Published Juni 8, 2026 · Updated Juni 8, 2026 · By Joko Permata

Kroasia Bekuk Slovenia 2-1, Modal Manis Menuju Piala Dunia 2026

Meeting Results - Kemenangan Kroasia atas Slovenia dengan skor 2-1 pada pertandingan persahabatan internasional di Stadion Andelko Herjavec, Varazdin, Senin (8/6) WIB menjadi bukti kesiapan tim Vatreni menghadapi babak final kualifikasi Piala Dunia 2026. Pertandingan ini tidak hanya menjadi ajang uji coba, tetapi juga memberi ruang untuk skuad asuhan Zlatko Dalic menunjukkan performa maksimal sebelum memasuki babak krusial penyisihan grup.

Dominasi Kroasia di Babak Pertama

Kroasia tampil dominan sejak menit awal, menguasai bola sepanjang pertandingan dan mengancam pertahanan Slovenia secara konsisten. Permainan yang terbuka dari timnas Croatia diiringi oleh dukungan publik tuan rumah yang sangat antusias, menciptakan energi positif untuk pemain di lapangan.

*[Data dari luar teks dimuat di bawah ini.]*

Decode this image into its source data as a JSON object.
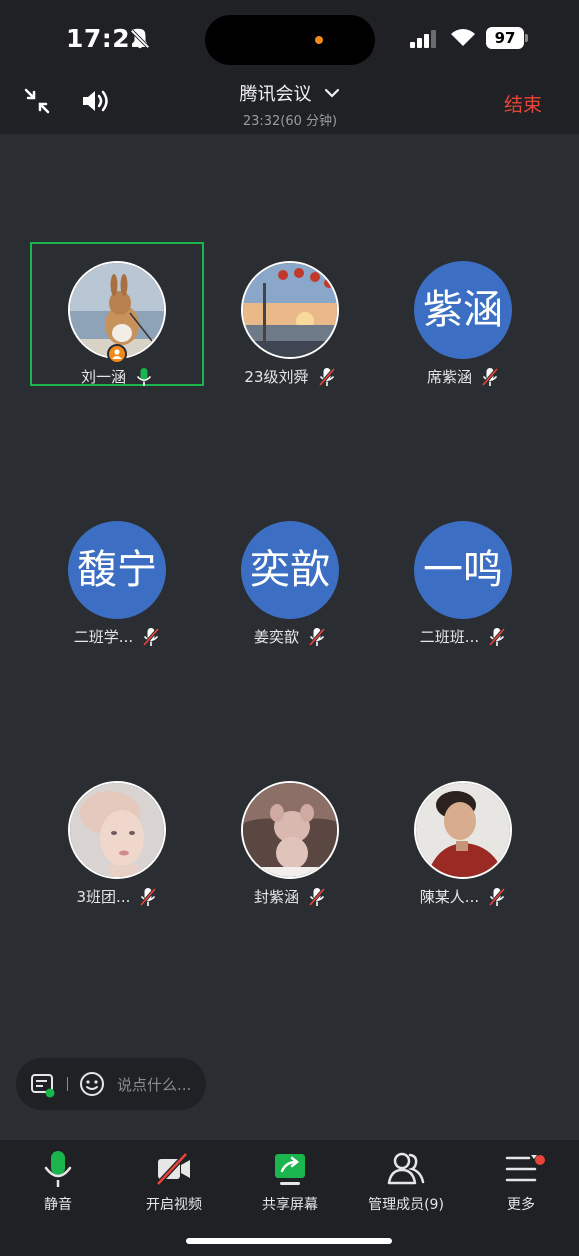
{
  "status_bar": {
    "time": "17:22",
    "battery": "97"
  },
  "header": {
    "title": "腾讯会议",
    "subtitle": "23:32(60 分钟)",
    "end_label": "结束"
  },
  "participants": [
    {
      "name": "刘一涵",
      "avatar": "photo-rabbit",
      "mic": "on",
      "active": true,
      "host": true
    },
    {
      "name": "23级刘舜",
      "avatar": "photo-sunset",
      "mic": "muted"
    },
    {
      "name": "席紫涵",
      "avatar_text": "紫涵",
      "mic": "muted"
    },
    {
      "name": "二班学...",
      "avatar_text": "馥宁",
      "mic": "muted"
    },
    {
      "name": "姜奕歆",
      "avatar_text": "奕歆",
      "mic": "muted"
    },
    {
      "name": "二班班...",
      "avatar_text": "一鸣",
      "mic": "muted"
    },
    {
      "name": "3班团...",
      "avatar": "photo-portrait",
      "mic": "muted"
    },
    {
      "name": "封紫涵",
      "avatar": "photo-toy",
      "mic": "muted"
    },
    {
      "name": "陳某人...",
      "avatar": "photo-boy",
      "mic": "muted"
    }
  ],
  "chat": {
    "placeholder": "说点什么..."
  },
  "toolbar": {
    "mute_label": "静音",
    "video_label": "开启视频",
    "share_label": "共享屏幕",
    "members_label": "管理成员(9)",
    "more_label": "更多"
  },
  "colors": {
    "accent_green": "#1ab54c",
    "end_red": "#e8443a",
    "avatar_blue": "#3c6fc3",
    "host_orange": "#f08a1c"
  }
}
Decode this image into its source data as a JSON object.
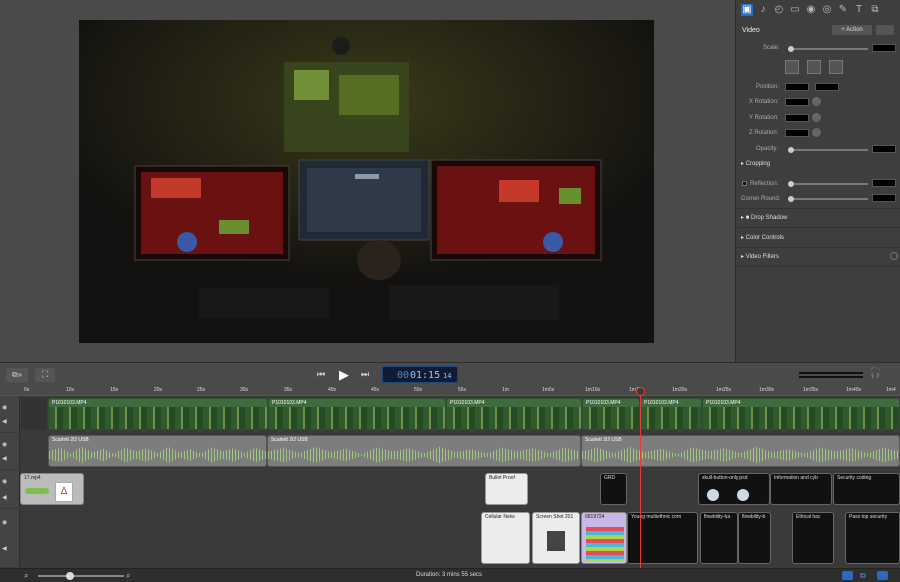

Meski Slovenia mencoba menahan serangan, lini belakang mereka yang rapat berhasil menghentikan sejumlah peluang berbahaya Kroasia, terutama di babak pertama.

Pertandingan berjalan sangat seimbang hingga menit ke-51. Di menit tersebut, Luka Modric menjadi penentu perubahan skor. Dengan mengandalkan umpan silang dari Ivan Perisic, gelandang berpengalaman tersebut melepaskan tendangan yang tak terjangkau oleh kiper Jan Oblak, membuat Kroasia unggul 1-0. Aksi Modric menunjukkan ketajaman teknik dan kepercayaan diri, menjadi bukti bahwa tim ini siap menghadapi tantangan lebih besar.

Reaksi Slovenia dan Drama Menit Akhir

Pertahanan Kroasia sempat goyah saat Slovenia mencoba menekan di babak kedua. Namun, keunggulan tuan rumah tetap terjaga hingga menit ke-83. Di sana, Andraz Sporar mencetak gol penyamakan setelah memanfaatkan kesalahan gelandang Kroasia, Martin Baturina, yang gagal mengontrol umpan balik. Sporar kemudian mengambil bola dari area pertahanan dan melesatkan tendangan ke gawang Dominik Livakovic, membawa skor menjadi 1-1.

Drama terus berlanjut di menit-menit akhir. Saat pertandingan terlihat akan berakhir imbang, Kroasia menunjukkan keunggulan mental mereka. Mario Pasalic, yang turun di menit ke-57 menggantikan Modric, menjadi pahlawan kemenangan. Dengan menerima umpan dari Josip Stanisic, pemain asal Zagreb itu menyambar bola di ujung kotak penalti, menembak dengan akurasi tinggi ke sudut kiri gawang. Gol ini mengakhiri permainan dengan skor 2-1, mengantarkan Kroasia ke babak berikutnya.

Persiapan untuk Piala Dunia 2026

Kemenangan ini menjadi respons positif setelah Kroasia sempat kalah 0-2 dari Belgia dalam pertandingan uji coba sebelumnya. Kesuksesan mengalahkan Slovenia memberi kepercayaan baru kepada para pemain dan pelatih, menunjukkan kemampuan beradaptasi dengan berbagai situasi pertandingan. Dengan tiga kemenangan dalam beberapa pertandingan persahabatan, Kroasia semakin dekat dengan target mereka, yaitu tampil di Piala Dunia 2026.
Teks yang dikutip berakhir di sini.